Examples of Injunctive Relief Sought by Regulators:
- Carrying out administrative tasks such as providing annual reports with specific information, including third-party data recipients and their status (e.g., service provider) (CA OAG)
- Addressing compliance with provisions which were alleged not to be complied with (CA OAG)
- Taking action or being prohibited from business-critical activities:
- Deletion/disgorgement of data and/or algorithms (WeightWatchers FTC Case)
- Permanent prohibitions from sharing data with third parties for advertising purposes (FTC health-related cases)
- Requirements to obtain affirmative express consent for sharing data with third parties for any purpose
- Seeking deletion of data by third-party recipients
- Providing notice to affected consumers
- Being subject to ongoing compliance monitoring and certifications for a number of years (the FTC’s default is 20 years)
- Providing notice of the enforcement to company stakeholders (including new owners, employees, etc.) on an ongoing basis (The FTC typically requires 20 years)
The Regulators’ Enforcement Priorities
At the Summit, SDAG Schesser discussed that the CA OAG’s top CCPA enforcement priorities include requirements that have been in place since the CCPA’s inception, such as:
- having in place compliant privacy notices,
- properly effectuating the right to opt-out of the sale and sharing of personal information, and
- privacy issues affecting children, such as the sale and disclosure of data of children under 16 and under 13 years old.

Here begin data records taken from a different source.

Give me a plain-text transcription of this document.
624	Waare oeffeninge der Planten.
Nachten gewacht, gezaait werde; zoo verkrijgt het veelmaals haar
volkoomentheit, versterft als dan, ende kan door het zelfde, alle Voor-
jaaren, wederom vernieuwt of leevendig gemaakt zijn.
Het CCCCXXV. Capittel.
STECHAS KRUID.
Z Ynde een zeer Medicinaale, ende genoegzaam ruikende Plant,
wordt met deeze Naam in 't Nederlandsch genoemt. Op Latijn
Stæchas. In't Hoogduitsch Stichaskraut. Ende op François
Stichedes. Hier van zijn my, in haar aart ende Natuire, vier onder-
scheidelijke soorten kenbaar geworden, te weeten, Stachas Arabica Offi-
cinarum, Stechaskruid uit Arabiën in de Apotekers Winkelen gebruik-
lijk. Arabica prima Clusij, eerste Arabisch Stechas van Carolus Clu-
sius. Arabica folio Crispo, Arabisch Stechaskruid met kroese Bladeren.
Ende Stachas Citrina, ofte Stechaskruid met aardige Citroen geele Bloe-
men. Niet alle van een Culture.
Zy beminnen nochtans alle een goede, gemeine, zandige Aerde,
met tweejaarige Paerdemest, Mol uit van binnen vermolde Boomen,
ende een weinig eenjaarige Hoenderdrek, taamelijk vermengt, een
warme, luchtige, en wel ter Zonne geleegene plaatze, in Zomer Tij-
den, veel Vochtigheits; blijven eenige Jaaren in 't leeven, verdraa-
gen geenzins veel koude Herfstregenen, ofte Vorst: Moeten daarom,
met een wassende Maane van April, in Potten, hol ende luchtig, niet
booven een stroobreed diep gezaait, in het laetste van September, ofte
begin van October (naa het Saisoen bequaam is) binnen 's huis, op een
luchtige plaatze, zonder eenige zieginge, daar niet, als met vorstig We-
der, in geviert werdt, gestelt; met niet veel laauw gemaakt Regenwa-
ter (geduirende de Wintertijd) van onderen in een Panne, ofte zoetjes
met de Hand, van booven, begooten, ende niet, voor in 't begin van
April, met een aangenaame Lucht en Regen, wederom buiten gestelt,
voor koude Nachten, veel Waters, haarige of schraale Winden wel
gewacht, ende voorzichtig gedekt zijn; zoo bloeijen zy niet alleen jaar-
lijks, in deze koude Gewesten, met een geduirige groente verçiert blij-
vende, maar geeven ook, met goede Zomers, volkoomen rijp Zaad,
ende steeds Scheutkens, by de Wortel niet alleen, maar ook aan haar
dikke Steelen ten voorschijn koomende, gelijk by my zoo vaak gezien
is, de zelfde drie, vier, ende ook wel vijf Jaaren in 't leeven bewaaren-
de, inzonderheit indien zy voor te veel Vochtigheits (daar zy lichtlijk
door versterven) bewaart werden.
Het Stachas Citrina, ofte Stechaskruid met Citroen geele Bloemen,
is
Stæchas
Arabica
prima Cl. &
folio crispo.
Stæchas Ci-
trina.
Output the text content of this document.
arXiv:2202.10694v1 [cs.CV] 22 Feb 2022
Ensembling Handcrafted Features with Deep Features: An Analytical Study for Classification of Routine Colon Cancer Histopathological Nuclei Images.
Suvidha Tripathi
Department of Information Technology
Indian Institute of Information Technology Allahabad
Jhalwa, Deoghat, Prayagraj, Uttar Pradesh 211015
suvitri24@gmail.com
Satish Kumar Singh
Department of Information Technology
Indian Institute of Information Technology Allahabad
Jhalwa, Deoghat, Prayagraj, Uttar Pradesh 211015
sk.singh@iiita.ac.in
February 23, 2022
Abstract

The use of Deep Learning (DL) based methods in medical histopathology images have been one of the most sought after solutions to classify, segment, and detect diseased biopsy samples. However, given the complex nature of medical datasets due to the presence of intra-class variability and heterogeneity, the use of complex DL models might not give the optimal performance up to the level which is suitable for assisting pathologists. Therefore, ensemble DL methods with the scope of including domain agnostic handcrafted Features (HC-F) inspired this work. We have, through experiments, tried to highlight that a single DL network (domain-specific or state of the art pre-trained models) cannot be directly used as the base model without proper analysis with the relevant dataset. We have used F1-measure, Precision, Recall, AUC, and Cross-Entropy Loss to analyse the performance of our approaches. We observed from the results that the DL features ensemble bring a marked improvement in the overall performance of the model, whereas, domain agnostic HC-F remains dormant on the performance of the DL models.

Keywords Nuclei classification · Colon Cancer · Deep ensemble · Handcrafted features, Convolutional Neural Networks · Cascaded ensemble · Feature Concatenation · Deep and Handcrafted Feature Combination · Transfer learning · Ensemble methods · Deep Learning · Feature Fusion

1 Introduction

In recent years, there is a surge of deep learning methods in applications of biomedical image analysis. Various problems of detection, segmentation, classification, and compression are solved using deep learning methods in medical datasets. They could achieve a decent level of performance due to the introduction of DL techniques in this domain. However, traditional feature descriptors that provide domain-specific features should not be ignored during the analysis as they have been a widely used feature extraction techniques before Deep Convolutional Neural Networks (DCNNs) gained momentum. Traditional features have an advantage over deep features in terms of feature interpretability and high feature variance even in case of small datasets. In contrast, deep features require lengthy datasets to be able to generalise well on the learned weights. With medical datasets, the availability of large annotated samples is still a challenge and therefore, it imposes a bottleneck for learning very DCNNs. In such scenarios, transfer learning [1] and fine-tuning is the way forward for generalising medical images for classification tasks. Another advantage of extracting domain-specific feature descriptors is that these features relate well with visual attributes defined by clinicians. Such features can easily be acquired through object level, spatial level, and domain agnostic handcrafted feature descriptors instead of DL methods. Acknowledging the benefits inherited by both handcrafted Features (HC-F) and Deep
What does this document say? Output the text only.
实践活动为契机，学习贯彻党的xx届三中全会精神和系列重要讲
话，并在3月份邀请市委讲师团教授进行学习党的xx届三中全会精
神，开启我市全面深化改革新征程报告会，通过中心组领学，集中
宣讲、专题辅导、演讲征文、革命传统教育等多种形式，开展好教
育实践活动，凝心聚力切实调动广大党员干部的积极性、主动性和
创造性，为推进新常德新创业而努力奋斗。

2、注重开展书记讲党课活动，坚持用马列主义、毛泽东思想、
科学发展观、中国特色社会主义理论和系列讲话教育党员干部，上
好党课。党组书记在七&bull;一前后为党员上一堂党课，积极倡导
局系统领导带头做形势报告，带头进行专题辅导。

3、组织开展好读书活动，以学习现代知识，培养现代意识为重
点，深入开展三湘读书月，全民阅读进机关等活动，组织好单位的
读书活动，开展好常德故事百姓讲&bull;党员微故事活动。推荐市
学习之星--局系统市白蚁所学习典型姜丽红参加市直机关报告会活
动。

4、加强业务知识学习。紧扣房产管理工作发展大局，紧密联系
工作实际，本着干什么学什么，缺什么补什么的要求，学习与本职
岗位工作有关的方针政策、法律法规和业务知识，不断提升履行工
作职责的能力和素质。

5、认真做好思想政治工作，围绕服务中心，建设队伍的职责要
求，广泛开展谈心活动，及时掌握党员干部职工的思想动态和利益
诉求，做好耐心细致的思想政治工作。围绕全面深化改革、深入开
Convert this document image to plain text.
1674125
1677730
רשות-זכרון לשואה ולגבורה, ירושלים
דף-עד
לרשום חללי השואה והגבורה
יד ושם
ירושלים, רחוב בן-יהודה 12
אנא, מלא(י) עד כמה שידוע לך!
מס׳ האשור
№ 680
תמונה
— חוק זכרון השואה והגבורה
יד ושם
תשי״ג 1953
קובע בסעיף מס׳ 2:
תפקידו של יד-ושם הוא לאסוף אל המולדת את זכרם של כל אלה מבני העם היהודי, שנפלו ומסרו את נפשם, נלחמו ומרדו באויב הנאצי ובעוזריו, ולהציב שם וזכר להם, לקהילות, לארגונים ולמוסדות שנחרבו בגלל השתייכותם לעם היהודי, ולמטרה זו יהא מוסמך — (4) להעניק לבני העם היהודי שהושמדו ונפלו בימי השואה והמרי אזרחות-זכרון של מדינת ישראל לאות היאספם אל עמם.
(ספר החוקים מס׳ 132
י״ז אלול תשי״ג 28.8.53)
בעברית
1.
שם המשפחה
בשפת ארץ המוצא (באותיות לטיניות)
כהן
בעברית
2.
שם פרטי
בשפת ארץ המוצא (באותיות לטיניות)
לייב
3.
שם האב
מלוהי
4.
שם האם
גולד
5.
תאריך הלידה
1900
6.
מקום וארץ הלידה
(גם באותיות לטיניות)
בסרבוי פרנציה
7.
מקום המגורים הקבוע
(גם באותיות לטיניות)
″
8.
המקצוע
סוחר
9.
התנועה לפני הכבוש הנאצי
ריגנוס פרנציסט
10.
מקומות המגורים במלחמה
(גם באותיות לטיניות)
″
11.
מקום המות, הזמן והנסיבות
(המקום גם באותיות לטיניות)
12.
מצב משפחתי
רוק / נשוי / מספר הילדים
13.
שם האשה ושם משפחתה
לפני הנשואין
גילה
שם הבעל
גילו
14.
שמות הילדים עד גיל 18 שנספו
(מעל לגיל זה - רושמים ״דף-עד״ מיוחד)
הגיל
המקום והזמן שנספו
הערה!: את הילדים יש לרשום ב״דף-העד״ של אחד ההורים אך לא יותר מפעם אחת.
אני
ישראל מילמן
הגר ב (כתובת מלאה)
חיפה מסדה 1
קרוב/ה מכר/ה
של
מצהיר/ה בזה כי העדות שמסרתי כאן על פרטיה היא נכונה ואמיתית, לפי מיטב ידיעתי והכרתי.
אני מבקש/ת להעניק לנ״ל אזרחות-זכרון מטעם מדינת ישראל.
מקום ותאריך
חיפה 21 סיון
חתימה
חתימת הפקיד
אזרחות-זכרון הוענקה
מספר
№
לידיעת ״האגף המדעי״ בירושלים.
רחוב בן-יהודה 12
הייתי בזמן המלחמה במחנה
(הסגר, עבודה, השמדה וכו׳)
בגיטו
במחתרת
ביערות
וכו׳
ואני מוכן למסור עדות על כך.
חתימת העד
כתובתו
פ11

When referring to these longstanding requirements, SDAG Schesser noted that businesses can look to prior CA OAG press releases, investigative sweeps (such as the CA OAG’s sweep focusing on providers of streaming services’ and employers’ compliance with the CCPA), and enforcement examples for guidance on the CA OAG’s areas of focus and how the office has interpreted the CCPA in the past.
Further, Deputy Director Macko spoke of the Agency’s top enforcement priorities, which include:
- How businesses are operationalizing privacy notices in practice as compared to what is being communicated to the public (noting that the Agency’s review of privacy notices are not just a box-checking exercise for technical compliance with the law)
- How businesses are operationalizing CCPA requests and responding to requests received, from both a business and technical perspective
- Whether companies are properly implementing the right to delete, and
- Accessibility for those with disabilities
In addition, SDAG Schesser and Deputy Director Macko discussed that although the CCPA no longer has a cure period, both CA OAG and the Agency will consider different factors in their investigations including, but not limited to: (1) whether there was a violation; (2) whether the investigation target can demonstrate good faith efforts to comply with CCPA requirements; (3) the target’s posture throughout the investigation; and (4) whether there are appropriate equitable remedies available.
CA OAG and the Agency are also looking into how businesses are “operationalizing” CCPA requirements, emphasizing that they are looking beyond public-facing compliance efforts, such as posted privacy notices, and into how businesses are implementing their CCPA compliance program requirements internally, for example, whether businesses are actually processing do not sell request and opt-out consumers out of the sale/share of their personal information.
The regulators also explained that now they will look at compliance with the CPRA amendments as well as ad tracking. To assess ad tracking, they will rely on their in-house technicians and experts, as well as technologies, including commercially available tools.
It was noted that investigations will not be limited to the above areas, but rather, these are priorities.